1. Introduction
libbitcoin is a Bitcoin library targeted towards high end use. The library
places a heavy focus around asychronicity. This enables a big scope for future
scalability as each component has its own thread pool. By increasing the number
of threads for that component the library is able to scale outwards across CPU
cores. This will be vital in the future as the demands of the Bitcoin network
grow.
Another core design principle is libbitcoin is not a framework, but a toolkit.
Frameworks hinder development during the latter stages of a development cycle,
enforce one style of coding and do not work well with other frameworks. By
contrast, we have gone to great pains to make libbitcoin function as an
independent set of mutual components with no dependencies between them.
The approach we took to our threaded design is built not around the data, but
around tasks. On a finer level: operations. libbitcoin is a toolkit library that
uses the proactor design pattern. It implements the proactor pattern through the
use of completion handlers like in boost::asio.
- Scalability. The library should facilitate the development of applications
that scale to thousands of concurrent operations.
- Model concepts in an intuitive manner. The library models different
subsystems of Bitcoin in a clear and intuitive manner. We choose abstractions
that allow designing a wide range of applications that rely on Bitcoin.
- Basis for further abstraction. The library should permit the development
of other libraries that provide higher levels of abstraction. For example,
implementations of the Bitcoin protocol in other networks such as Tor.
- No blocking. No blocking ever occurs waiting for another thread to complete
(except possibly on a low level within boost dispatches- but that is uncommon).
- UNIX approach. The library attempts to provide small units of
functionality that perform one single task. Our philosophy is to break down
higher level functionality into small parts and to simply provide those
parts. The cost is inconvenience. The benefit is flexibility.
1.1. Design
libbitcoin follows a few basic code design principles that quality does not
necessarily increase with functionality. There is a point where less
functionality is a preferable option in terms of practicality and usability.
- Simplicity. It is more important for the implementation to be simple than
the interface. Simplicity is the most important consideration in a design.
- Correctness. The design should be correct in all aspects.
- Consistency. The design must not be overly inconsistent. Consistency can
be sacrificed for simplicity in some cases, but it is better to drop those
parts of the design that deal with less common circumstances than to
introduce either complexity or inconsistency in the implementation.
- Completeness. The design must cover as many important situations as is
practical. Completeness must be sacrificed whenever implementation simplicity
is jeopardized.
Unix and C are examples of this design. Small building blocks that are flexible
in how they combine together.
Generally the API focuses on implementation simplicity and only implements the
bare neccessary functionality. Keep implementation simple and don’t pollute
class interfaces. Instead composed operations wrap lower level class methods
to simplify common operations.
threadpool pool(1);
network net(pool);
handshake shake(pool);
// ...
connect(shake, net, "localhost", 8333, handle_handshake);
Composed operations take the services they wrap as their primary arguments
before their function parameters.
Classes do not implement more functionality than is neccessary.

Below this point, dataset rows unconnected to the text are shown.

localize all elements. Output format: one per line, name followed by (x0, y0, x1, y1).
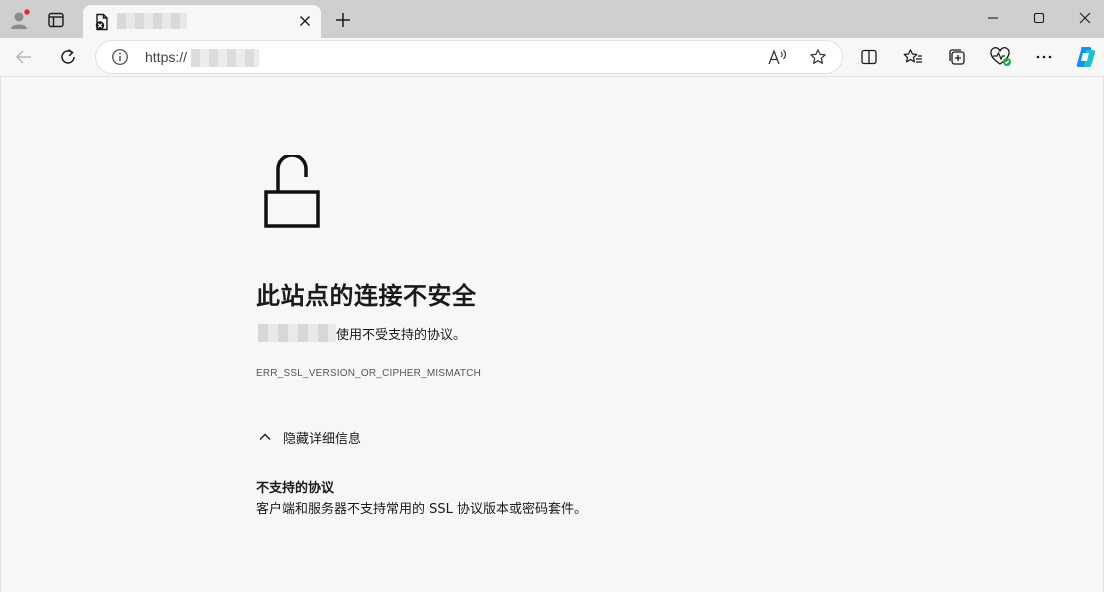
back-button[interactable] (8, 41, 40, 73)
heart-pulse-icon (990, 47, 1011, 66)
tab-close-button[interactable] (295, 11, 315, 31)
refresh-icon (61, 49, 75, 64)
copilot-icon (1076, 47, 1096, 67)
add-favorite-button[interactable] (804, 45, 832, 69)
error-page: 此站点的连接不安全 使用不受支持的协议。 ERR_SSL_VERSION_OR_… (0, 77, 1104, 592)
address-bar[interactable]: https:// (96, 41, 842, 73)
window-close-button[interactable] (1062, 0, 1104, 36)
tab-actions-button[interactable] (40, 5, 72, 35)
navigation-toolbar: https:// (0, 38, 1104, 77)
maximize-button[interactable] (1016, 0, 1062, 36)
tab-strip (0, 0, 1104, 38)
url-host-redacted (191, 49, 259, 67)
hide-details-button[interactable]: 隐藏详细信息 (256, 426, 361, 448)
copilot-button[interactable] (1070, 41, 1102, 73)
error-description: 使用不受支持的协议。 (258, 323, 466, 343)
url-scheme: https:// (145, 49, 188, 65)
star-icon (810, 49, 826, 64)
close-icon (1079, 12, 1091, 24)
active-tab[interactable] (83, 5, 321, 38)
hide-details-label: 隐藏详细信息 (283, 431, 362, 447)
error-code: ERR_SSL_VERSION_OR_CIPHER_MISMATCH (256, 368, 482, 379)
back-arrow-icon (15, 50, 31, 64)
maximize-icon (1033, 12, 1045, 24)
profile-icon (11, 8, 31, 29)
close-icon (300, 16, 310, 26)
detail-heading: 不支持的协议 (256, 481, 335, 496)
detail-body: 客户端和服务器不支持常用的 SSL 协议版本或密码套件。 (256, 502, 588, 517)
new-tab-button[interactable] (327, 5, 359, 35)
browser-essentials-button[interactable] (985, 41, 1017, 73)
read-aloud-icon (768, 49, 787, 65)
host-name-redacted (258, 324, 336, 342)
collections-icon (949, 49, 965, 65)
error-title: 此站点的连接不安全 (256, 282, 477, 310)
site-info-button[interactable] (110, 47, 130, 67)
chevron-up-icon (256, 428, 274, 446)
favorites-icon (903, 49, 922, 63)
read-aloud-button[interactable] (764, 45, 792, 69)
split-screen-button[interactable] (853, 41, 885, 73)
collections-button[interactable] (941, 41, 973, 73)
broken-page-icon (95, 13, 108, 31)
unlocked-padlock-icon (264, 155, 320, 228)
more-options-button[interactable] (1028, 41, 1060, 73)
plus-icon (336, 13, 350, 27)
profile-button[interactable] (4, 5, 36, 35)
info-icon (112, 49, 128, 65)
tab-actions-icon (48, 12, 64, 28)
refresh-button[interactable] (52, 41, 84, 73)
browser-window: https:// 此站点的连接不安全 使用不受支持的协议。 ERR_SSL_VE… (0, 0, 1104, 592)
split-screen-icon (861, 49, 877, 65)
favorites-button[interactable] (897, 41, 929, 73)
minimize-button[interactable] (970, 0, 1016, 36)
more-icon (1036, 55, 1052, 59)
minimize-icon (988, 17, 998, 19)
error-description-text: 使用不受支持的协议。 (336, 327, 467, 343)
tab-title-redacted (117, 13, 187, 29)
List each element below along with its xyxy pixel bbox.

1.1.1. Dependency Injection
Dependency injection is a software design pattern that allows removing
hard-coded dependencies and making it possible to change them, whether at
run-time or compile-time.
Instead of having your objects creating a dependency or asking a factory
object to make one for them, you pass the needed dependencies into the
constructor.
threadpool pool(1);
leveldb_blockchain chain(pool);
// The dependencies for transaction_pool are passed into its constructor.
// We could instead pass in a bdb_blockchain.

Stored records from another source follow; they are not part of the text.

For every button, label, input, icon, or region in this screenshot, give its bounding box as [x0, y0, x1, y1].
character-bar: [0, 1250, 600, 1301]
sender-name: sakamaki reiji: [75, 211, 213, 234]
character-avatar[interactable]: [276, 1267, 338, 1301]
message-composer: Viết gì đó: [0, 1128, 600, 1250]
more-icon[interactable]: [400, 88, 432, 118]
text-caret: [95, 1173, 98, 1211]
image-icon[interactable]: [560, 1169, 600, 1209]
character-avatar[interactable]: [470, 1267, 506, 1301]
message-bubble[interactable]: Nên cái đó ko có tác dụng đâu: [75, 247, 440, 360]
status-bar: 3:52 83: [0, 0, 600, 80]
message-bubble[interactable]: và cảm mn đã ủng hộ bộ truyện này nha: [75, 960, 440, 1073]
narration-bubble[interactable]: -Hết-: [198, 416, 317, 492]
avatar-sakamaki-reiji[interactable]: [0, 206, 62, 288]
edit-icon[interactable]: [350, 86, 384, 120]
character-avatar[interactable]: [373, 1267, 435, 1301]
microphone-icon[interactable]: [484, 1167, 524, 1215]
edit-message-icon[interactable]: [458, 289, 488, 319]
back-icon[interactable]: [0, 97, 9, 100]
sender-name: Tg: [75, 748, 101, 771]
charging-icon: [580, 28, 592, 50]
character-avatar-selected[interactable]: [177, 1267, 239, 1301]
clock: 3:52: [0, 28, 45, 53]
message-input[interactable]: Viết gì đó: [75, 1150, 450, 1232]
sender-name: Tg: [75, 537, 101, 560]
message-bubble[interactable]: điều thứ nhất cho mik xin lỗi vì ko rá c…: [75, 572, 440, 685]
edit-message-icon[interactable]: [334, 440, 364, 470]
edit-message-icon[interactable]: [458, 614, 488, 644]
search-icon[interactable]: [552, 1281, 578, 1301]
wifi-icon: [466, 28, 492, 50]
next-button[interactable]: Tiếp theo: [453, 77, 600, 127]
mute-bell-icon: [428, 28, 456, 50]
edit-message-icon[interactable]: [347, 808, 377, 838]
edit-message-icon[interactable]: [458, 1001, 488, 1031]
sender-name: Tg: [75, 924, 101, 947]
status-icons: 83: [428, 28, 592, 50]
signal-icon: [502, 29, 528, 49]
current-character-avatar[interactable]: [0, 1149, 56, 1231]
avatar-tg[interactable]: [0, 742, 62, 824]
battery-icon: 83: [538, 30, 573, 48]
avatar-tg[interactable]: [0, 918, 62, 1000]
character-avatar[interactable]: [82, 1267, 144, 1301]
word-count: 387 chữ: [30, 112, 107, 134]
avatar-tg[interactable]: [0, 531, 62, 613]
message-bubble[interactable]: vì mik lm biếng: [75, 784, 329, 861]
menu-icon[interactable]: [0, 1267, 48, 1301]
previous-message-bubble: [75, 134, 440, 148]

transaction_pool txpool(pool, chain);
1.2. The Zen of libbitcoin
Readability over speed.
Beauty over convenience.
Simplicity over complexity.
Architected, not hacked.
Flat, not nested.
Explicit, not implicit.
Errors should be loud.
Never is better than right now.
Now is better than never.
Be flexible and configurable.
Build houses from bricks, software from modules.
1.3. Examples
Each section comes with its own example code listing. These can be found in
the examples/ directory of the source libbitcoin package.
- priv.cpp generates new private keys, shows a Bitcoin address and sign or
verify data using the private key.
- determ.cpp shows working with deterministic wallets, generating both
public and private keys.
- initchain.cpp, initialize leveldb_blockchain by creating a
blank new database and adding the genesis block at height 0.
- display-last.cpp fetches and displays the last
block in a blockchain database.
- satoshiwords.cpp displays the genesis block
message from Satoshi.
- accept.cpp listens for connections on port 8333,
displaying the version’s user agent.
- connect.cpp connects to localhost on port 8333,
and sends a single version message.
- proto.cpp joins to the p2p Bitcoin network.
- txrad.cpp implements a simple transaction radar.
- fullnode.cpp is a full node Bitcoin implementation. Blocks and
unconfirmed transactions are validated.
To run the examples invoke make in the examples/ directory.